The Hall Effect

"...Exactly 100 years later, Klaus Von Klitzing discovered a much more surprising feature of the Hall effect while examining a new kind of transistor made of crystalline silicon coated with a metal film. He was actually using the Hall effect to characterize the transistor in a high magnetic field at very low temperature. As he increased the magnetic field, instead of seeing the gradual build up of the Hall effect, he saw it jump up in little steps, reaching one plateau and then suddenly popping up to a higher one. This was a very remarkable observation of quantum effects in "big" things. The millimeter piece of semiconductor, though small, was still a million times larger than the usual environment of quantum physics. Von Klitzing's discovery won him the 1985 Nobel prize. The quantum Hall effect is now used to generate the standard of electrical resistance which is needed to calibrate sensitive electronic test equipment.

When Von Klitzing published his work, theoretical physicists scrambled to explain it with new mathematical models. Within two years, just as they were putting the finishing touches to their theories, the experimentalists came up with yet another incredible discovery. By further lowering the temperature and increasing the magnetic field, they began to measure fractional quanta. Instead of increasing in nice whole numbers like one, two and three, the quantum hall effect was now jumping up by thirds, fifths, and sevenths. The theorists went back to their blackboards to explain the fractional effects. They came up with a many-body wave function that describes the collective correlated energy states of many electrons.
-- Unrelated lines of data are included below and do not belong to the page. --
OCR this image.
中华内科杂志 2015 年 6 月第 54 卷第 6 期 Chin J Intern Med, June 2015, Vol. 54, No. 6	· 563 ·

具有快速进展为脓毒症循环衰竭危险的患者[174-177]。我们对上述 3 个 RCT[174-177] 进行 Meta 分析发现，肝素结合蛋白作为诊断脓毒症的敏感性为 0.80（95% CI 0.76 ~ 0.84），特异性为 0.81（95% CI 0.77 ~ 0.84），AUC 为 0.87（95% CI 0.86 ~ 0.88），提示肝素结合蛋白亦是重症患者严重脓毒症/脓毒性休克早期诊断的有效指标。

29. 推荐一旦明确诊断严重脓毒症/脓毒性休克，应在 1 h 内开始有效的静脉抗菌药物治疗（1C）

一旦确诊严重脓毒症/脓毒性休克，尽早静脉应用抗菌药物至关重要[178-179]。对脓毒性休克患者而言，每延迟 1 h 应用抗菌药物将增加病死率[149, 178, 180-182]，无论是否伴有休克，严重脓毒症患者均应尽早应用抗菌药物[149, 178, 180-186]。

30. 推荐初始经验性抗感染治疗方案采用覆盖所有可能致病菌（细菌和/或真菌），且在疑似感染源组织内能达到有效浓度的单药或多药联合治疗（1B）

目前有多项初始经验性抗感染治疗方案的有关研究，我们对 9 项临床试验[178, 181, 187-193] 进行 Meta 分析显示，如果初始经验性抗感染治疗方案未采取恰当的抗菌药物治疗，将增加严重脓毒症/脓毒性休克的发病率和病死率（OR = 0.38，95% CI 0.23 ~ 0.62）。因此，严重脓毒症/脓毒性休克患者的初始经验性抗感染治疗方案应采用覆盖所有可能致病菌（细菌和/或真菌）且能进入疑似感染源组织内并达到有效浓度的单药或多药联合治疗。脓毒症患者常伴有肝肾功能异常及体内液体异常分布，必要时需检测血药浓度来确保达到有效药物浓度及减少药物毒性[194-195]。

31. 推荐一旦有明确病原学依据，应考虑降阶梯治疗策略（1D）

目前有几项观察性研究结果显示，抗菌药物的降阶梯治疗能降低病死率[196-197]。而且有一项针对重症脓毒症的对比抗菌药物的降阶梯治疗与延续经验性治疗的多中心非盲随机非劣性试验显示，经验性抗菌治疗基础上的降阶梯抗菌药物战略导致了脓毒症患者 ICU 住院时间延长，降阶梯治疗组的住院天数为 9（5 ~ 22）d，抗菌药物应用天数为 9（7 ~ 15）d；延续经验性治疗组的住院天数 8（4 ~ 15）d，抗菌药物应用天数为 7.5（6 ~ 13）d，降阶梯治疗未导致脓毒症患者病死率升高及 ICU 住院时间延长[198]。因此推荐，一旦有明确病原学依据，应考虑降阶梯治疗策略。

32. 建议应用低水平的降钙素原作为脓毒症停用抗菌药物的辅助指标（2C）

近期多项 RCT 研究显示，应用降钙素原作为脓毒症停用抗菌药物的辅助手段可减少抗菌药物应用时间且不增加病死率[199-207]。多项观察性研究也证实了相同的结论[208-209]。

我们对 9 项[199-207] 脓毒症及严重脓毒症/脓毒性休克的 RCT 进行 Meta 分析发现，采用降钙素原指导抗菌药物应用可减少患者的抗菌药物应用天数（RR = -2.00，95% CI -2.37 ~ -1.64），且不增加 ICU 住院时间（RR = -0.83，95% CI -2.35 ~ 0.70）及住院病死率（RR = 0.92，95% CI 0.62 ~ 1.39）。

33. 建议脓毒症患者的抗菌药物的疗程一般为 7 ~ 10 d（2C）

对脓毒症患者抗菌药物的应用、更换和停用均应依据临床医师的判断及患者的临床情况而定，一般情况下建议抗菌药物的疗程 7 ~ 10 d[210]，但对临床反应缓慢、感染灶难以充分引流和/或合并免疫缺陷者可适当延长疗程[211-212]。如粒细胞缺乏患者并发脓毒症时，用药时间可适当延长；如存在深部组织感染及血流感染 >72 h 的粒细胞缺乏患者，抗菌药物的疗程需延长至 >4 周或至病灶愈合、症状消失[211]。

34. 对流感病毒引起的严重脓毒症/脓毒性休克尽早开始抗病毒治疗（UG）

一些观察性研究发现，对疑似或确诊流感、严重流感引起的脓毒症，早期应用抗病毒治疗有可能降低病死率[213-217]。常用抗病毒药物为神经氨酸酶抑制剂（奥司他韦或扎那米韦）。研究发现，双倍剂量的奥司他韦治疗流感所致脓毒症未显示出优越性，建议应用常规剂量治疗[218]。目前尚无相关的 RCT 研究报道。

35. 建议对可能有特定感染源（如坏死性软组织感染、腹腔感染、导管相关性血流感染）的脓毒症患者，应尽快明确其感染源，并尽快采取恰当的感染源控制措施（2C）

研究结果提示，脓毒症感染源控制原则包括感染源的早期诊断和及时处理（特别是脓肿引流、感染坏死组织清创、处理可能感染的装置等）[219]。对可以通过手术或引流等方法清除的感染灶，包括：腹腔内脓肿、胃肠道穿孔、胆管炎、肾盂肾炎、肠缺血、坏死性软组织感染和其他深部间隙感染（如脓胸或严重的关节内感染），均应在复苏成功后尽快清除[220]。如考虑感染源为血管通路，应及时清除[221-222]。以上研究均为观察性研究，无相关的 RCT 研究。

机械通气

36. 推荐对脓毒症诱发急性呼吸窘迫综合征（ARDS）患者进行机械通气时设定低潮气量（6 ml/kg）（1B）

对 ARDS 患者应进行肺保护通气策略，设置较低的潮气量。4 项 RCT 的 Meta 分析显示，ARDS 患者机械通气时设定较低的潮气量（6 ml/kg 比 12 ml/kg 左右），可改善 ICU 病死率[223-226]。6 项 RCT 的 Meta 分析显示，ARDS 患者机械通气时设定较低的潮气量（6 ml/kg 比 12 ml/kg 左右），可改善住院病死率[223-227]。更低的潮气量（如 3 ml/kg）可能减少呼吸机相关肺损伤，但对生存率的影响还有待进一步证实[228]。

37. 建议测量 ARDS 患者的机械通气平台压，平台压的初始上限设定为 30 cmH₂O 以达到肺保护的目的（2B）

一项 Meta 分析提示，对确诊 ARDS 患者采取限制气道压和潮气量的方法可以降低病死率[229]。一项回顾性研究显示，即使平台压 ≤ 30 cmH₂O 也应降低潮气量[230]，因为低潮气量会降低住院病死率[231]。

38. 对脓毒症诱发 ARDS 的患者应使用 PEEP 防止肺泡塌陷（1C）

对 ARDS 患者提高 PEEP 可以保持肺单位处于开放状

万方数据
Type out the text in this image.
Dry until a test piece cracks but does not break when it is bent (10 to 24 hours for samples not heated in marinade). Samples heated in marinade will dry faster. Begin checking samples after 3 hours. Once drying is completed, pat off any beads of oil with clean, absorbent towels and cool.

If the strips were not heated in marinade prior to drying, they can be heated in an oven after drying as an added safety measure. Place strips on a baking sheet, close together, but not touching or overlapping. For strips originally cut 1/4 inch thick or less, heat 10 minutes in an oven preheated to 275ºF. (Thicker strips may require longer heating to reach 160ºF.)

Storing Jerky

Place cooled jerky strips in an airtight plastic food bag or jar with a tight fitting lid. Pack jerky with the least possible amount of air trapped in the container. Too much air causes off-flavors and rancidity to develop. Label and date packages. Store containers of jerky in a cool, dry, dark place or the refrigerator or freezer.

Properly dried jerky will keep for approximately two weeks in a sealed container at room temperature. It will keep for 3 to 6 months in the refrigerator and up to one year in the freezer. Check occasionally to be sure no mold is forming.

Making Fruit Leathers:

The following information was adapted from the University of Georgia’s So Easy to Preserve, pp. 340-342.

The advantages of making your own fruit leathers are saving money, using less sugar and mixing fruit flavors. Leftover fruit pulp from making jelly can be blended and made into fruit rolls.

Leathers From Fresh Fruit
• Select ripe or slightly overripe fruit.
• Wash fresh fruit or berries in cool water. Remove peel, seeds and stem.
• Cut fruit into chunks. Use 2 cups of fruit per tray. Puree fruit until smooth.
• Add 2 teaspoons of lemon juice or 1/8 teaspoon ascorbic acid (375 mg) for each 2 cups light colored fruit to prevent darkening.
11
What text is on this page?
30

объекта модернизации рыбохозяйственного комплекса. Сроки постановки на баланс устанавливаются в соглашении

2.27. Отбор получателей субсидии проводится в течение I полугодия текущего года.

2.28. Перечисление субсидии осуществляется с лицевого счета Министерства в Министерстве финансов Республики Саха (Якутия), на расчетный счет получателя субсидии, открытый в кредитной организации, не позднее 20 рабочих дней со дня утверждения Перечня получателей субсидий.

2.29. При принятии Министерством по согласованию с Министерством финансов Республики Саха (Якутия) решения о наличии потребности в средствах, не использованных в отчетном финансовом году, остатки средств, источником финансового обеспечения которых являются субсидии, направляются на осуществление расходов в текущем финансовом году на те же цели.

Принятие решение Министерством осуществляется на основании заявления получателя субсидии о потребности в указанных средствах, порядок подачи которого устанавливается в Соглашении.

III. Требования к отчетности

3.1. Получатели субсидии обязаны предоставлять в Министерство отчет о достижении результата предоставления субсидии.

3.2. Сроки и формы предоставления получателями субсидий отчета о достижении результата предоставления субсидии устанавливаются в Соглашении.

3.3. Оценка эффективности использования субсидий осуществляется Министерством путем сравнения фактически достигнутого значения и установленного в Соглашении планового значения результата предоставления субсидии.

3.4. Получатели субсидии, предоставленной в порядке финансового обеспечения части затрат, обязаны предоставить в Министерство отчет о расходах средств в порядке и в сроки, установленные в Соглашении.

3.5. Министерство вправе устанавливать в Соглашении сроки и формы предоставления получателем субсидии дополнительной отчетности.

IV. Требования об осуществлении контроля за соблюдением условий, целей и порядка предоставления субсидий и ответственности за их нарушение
Then, in 1976 the American physicist Douglas Hofstadter published a paper predicting that under even higher magnetic fields, the electrons in a crystal would become fractal. That is, the electronic energy levels would start to take on a self-similar "butterfly" pattern so that if you zoomed in at a particular energy level, you would see the same fractional breakdown as on the larger scale. Unfortunately, no magnet is powerful enough to check the theory experimentally. But George Kirczenow has found a way to verify it with a relatively small magnet; by constructing an array of ultra-clean quantum dots and observing its Hall effect.